У меня не было желания привлекать к себе внимание, но, видя, что другого выхода нет, я бросился вперед и вырвал Грейс из тисков дикаря. Она тяжело дышала и отшатнулась назад, пытаясь в то же время привести в порядок свое платье. Мясник тем временем подошел и схватил меня. Без сомнения, на его стороне были молодость и телосложение, и он был настроен крайне решительно.
– Нет ничего слаще потаскухи от партии вигов. А ты отойди, старичок, – сказал он мне, – если тебе не нравится вкус собственной крови у себя во рту.
Наверное, стоило было поискать более мирного решения, но после стычки с Догмиллом прошлой ночью я не собирался пасовать перед этим молодчиком. Поэтому я схватил его за волосы и дернул изо всей силы, повалив на землю.

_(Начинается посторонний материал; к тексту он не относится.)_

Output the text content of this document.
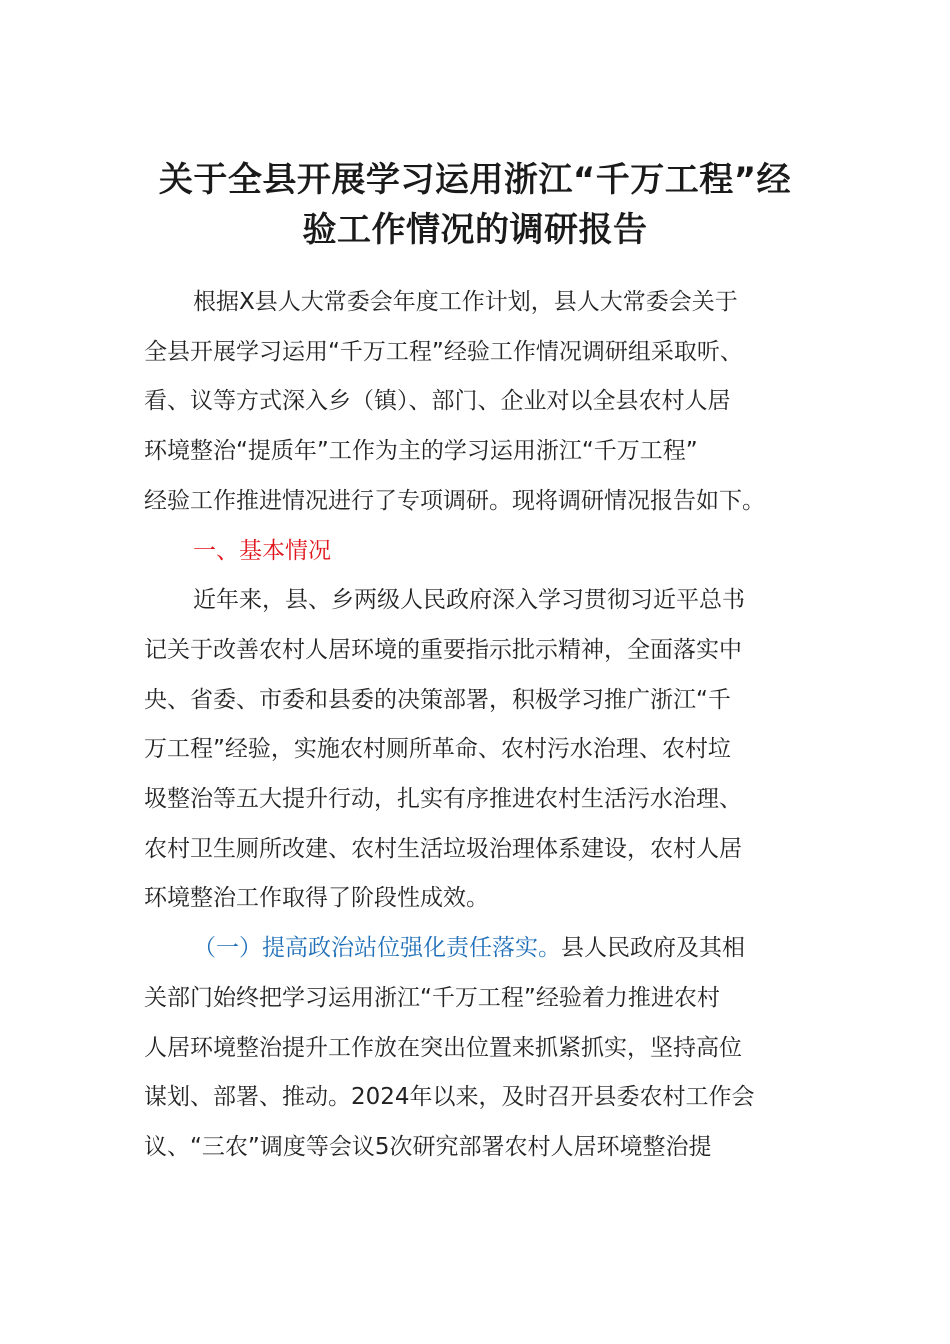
关于全县开展学习运用浙江“千万工程”经
验工作情况的调研报告
根据X县人大常委会年度工作计划，县人大常委会关于
全县开展学习运用“千万工程”经验工作情况调研组采取听、
看、议等方式深入乡（镇）、部门、企业对以全县农村人居
环境整治“提质年”工作为主的学习运用浙江“千万工程”
经验工作推进情况进行了专项调研。现将调研情况报告如下。
一、基本情况
近年来，县、乡两级人民政府深入学习贯彻习近平总书
记关于改善农村人居环境的重要指示批示精神，全面落实中
央、省委、市委和县委的决策部署，积极学习推广浙江“千
万工程”经验，实施农村厕所革命、农村污水治理、农村垃
圾整治等五大提升行动，扎实有序推进农村生活污水治理、
农村卫生厕所改建、农村生活垃圾治理体系建设，农村人居
环境整治工作取得了阶段性成效。
（一）提高政治站位强化责任落实。县人民政府及其相
关部门始终把学习运用浙江“千万工程”经验着力推进农村
人居环境整治提升工作放在突出位置来抓紧抓实，坚持高位
谋划、部署、推动。2024年以来，及时召开县委农村工作会
议、“三农”调度等会议5次研究部署农村人居环境整治提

Я встал ему на грудь одной ногой и стал давить, пока не почувствовал, что его ребра прогибаются. Потом я убрал ногу с груди и пинал его ногами до тех пор, пока не увидел, что он не может встать. Он мычал и делал отчаянные попытки вырваться, поэтому я пнул его еще раз, из чистого удовольствия. Потом я поставил его на ноги и толкнул в спину, чтобы придать ускорение. Парень был молодцом. Он обрел равновесие и побежал прочь не оглядываясь.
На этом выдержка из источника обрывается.